"Salut les p'tites louves et loups,
Avec plus de deux mois d'avance, nous démarrons le mystérieux projet : la forêt de Brocéliande, qui est pour les initiés un des plus grands lieux alchimiques en Europe ; cette installation monumentale en parfaite harmonie avec le Code de l'Urbanisme, s'isncrit comme un des projets les plus grandioses de l'histoire de la Demeure du Chaos depuis 13 ans. Cela nécessitera plusieurs centaines d'IPM avec un travail de ferronerie en atelier dément. Rien que pour le plaisir des yeux, nous vous envoyons le croquis final et dès ce week-end, le premier arbre va surgir ! Et il y en aura comme celà systématiquement dans tout les 9 000 mètres carrés de la Demeure du Chaos.

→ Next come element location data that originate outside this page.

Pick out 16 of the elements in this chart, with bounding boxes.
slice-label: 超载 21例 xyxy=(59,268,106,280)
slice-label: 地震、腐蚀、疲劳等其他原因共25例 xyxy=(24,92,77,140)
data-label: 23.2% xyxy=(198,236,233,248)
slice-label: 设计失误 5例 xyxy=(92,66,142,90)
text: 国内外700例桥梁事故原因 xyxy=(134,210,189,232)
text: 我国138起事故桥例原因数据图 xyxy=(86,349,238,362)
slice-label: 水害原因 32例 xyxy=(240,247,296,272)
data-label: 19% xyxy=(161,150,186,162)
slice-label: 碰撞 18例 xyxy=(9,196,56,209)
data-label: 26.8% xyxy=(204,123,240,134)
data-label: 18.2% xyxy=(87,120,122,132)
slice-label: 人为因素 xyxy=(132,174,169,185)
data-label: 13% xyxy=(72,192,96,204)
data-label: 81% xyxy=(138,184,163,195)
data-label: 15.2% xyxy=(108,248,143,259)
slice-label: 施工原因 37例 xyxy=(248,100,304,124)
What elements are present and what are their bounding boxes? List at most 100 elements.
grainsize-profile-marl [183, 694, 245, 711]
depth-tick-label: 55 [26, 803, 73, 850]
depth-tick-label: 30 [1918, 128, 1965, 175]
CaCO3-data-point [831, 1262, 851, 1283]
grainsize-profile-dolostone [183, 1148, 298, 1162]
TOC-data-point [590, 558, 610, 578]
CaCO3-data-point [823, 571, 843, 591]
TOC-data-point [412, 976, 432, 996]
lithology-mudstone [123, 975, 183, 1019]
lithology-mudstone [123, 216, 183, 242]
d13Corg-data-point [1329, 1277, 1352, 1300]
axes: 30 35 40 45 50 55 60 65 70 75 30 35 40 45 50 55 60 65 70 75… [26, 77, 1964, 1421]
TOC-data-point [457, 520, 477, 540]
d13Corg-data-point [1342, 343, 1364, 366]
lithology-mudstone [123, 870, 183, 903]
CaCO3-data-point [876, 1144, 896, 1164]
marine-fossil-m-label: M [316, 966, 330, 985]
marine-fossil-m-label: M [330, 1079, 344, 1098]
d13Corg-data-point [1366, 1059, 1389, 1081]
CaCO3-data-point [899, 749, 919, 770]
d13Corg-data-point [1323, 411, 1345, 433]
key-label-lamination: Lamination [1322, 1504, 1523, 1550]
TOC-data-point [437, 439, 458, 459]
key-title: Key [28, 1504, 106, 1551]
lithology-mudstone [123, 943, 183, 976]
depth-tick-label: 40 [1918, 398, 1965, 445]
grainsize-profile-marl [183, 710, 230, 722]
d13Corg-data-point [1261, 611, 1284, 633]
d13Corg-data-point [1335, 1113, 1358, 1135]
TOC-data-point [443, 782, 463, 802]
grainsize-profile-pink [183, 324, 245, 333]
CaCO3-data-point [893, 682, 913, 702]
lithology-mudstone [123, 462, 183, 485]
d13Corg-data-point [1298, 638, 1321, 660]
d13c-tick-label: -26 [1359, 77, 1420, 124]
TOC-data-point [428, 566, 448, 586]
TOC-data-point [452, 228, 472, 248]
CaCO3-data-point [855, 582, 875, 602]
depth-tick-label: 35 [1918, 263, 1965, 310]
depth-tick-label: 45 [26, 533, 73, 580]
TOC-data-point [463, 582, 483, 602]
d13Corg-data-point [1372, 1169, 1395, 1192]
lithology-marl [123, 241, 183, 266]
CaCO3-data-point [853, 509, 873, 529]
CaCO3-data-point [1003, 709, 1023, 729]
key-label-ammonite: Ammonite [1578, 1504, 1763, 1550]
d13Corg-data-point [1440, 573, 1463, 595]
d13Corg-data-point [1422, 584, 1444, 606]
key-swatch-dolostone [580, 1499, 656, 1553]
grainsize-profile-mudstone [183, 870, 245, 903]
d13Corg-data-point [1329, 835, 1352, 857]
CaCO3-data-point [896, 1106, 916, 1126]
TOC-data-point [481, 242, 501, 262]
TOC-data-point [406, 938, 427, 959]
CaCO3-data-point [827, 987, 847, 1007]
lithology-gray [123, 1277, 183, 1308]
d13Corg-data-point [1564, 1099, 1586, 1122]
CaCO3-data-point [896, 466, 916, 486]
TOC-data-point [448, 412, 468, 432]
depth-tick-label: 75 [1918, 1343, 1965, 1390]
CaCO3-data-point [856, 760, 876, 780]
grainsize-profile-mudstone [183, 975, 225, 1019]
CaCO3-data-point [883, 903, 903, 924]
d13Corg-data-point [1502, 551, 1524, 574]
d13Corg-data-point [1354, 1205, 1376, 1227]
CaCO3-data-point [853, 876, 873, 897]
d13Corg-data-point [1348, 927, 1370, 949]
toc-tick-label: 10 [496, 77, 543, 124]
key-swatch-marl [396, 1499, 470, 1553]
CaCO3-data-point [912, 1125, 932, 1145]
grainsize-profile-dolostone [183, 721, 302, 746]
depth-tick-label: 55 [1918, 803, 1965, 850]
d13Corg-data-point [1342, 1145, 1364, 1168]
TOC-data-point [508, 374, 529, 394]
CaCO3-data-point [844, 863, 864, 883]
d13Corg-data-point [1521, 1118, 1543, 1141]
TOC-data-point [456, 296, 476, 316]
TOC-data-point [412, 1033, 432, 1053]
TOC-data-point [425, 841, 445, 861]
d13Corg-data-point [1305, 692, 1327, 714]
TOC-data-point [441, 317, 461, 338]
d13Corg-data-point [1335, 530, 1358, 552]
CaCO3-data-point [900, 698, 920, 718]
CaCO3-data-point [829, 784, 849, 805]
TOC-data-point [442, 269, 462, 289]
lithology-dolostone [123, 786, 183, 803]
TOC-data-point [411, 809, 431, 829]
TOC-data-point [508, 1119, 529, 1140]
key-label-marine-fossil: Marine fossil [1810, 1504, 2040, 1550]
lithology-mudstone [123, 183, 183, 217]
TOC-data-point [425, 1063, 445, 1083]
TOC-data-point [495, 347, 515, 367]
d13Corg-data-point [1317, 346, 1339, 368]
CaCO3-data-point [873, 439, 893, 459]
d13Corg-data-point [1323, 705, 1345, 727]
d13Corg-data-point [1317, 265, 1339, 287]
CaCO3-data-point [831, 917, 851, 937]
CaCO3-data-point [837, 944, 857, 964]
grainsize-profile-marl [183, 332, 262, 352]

Une forêt mythique de la légende arthurienne, où se déroulent de nombreux récits mettant en scène Merlin, les fées Morgane et Viviane, ainsi que certains chevaliers de la table ronde. Les textes y situent plusieurs hauts lieux et hauts faits, notamment le val sans retour où Morgane piège les hommes infidèles jusqu'à être déjouée par Lancelot du lac, et la fontaine de Barenton réputée pour faire pleuvoir. Brocéliande serait aussi le lieu de la retraite, de l'emprisonnement ou de la mort de Merlin. Ce lieu est aussi un pélerinage pour les druïdes parmi les premiers grands initiés."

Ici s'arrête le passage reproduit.